"Street Smart" isn't "Perfect" (thank heaven). It's more like
"Uptown/Downtown," a look at the world of differences between a
well-heeled magazine journalist (Christopher Reeve), who concocts a
fictional profile of an upwardly mobile Times Square pimp, and a real
pimp (Morgan Freeman), who the law is convinced is the model for the
story.
The piece ends up on the cover of the glitzy New York Journal and
before you can say "call my agent," Reeve is doing a series of
investigative bits for a television news program. Problems crop up when
the real pimp is charged with a murder and the prosecution demands the
journalist's notes on his interviews.
Those notes, of course, don't exist, and while at first Reeve
stonewalls with First Amendment excuses, he later has a hard time
convincing anyone that he made the whole thing up. The judge holds him
in contempt, and the pimp's trial turns into a constitutional
confrontation.
Reeve's character is no Clark Kent or Seymour Hersh, but a cynical,
opportunistic writer quick to make ethical and moral compromises and
sell out to the highest bidder. The part is a welcome change of pace for
the Actor of Steel, who comes across as an unlikable, unscrupulous cad.

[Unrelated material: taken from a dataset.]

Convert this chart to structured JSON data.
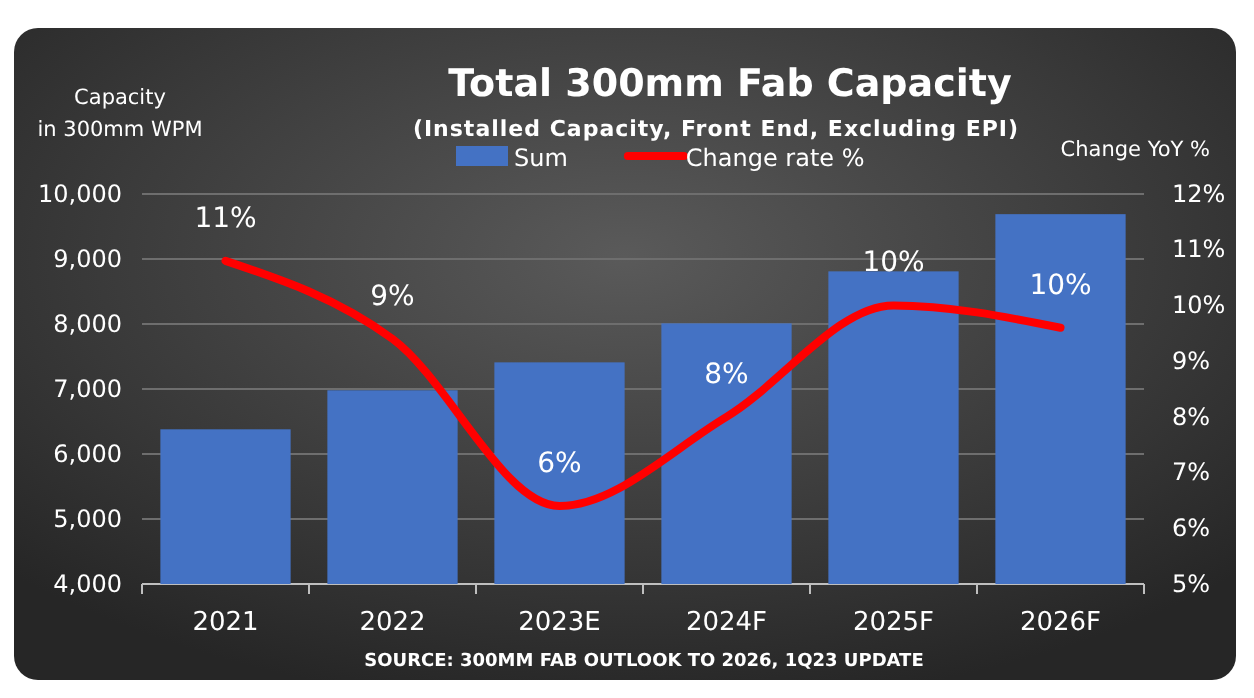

(He's a handsome cad, though -- obviously tapped for the role because
his looks so closely approximate those of the average working
journalist.)
Kathy Baker does a good turn as a prostitute -- she's far from
gorgeous, but hard and stout and looking like she's been around -- while
the preppy-looking Mimi Rogers plays Reeve's girlfriend. Andre Gregory
(of "My Dinner With ...") plays Reeve's socialite editor, lemon-faced
Jay Patterson the prosecuting attorney and Frederick Rolf the sleazy
defense lawyer. Both journalism and the law take a beating here.
Also, Montreal appears as New York.
The most convincing acting comes from Freeman as the vicious pimp
Fast Black. The role is hardly a triumph over racial stereotypes, but
the veteran actor gives his character an indelibly ugly and disturbing
edge, making quite real the mix of paternalism and sudden sadism that
pimps use to keep their victims on a short leash.
But "Street Smart" as a whole is flat. Director Jerry Schatzberg's
major problems are lethargic pacing and a strained plot. The sequence of
events portrayed -- from the uncomfy alliance between writer and pimp to
the proposed new fiction (phony notes) designed to provide Reeve with an
alibi -- is less than logical, and the violent finale is not only
ridiculous but morally reprehensible. Street Smart, at area theaters, is
rated R and contains profanity and scenes of violence.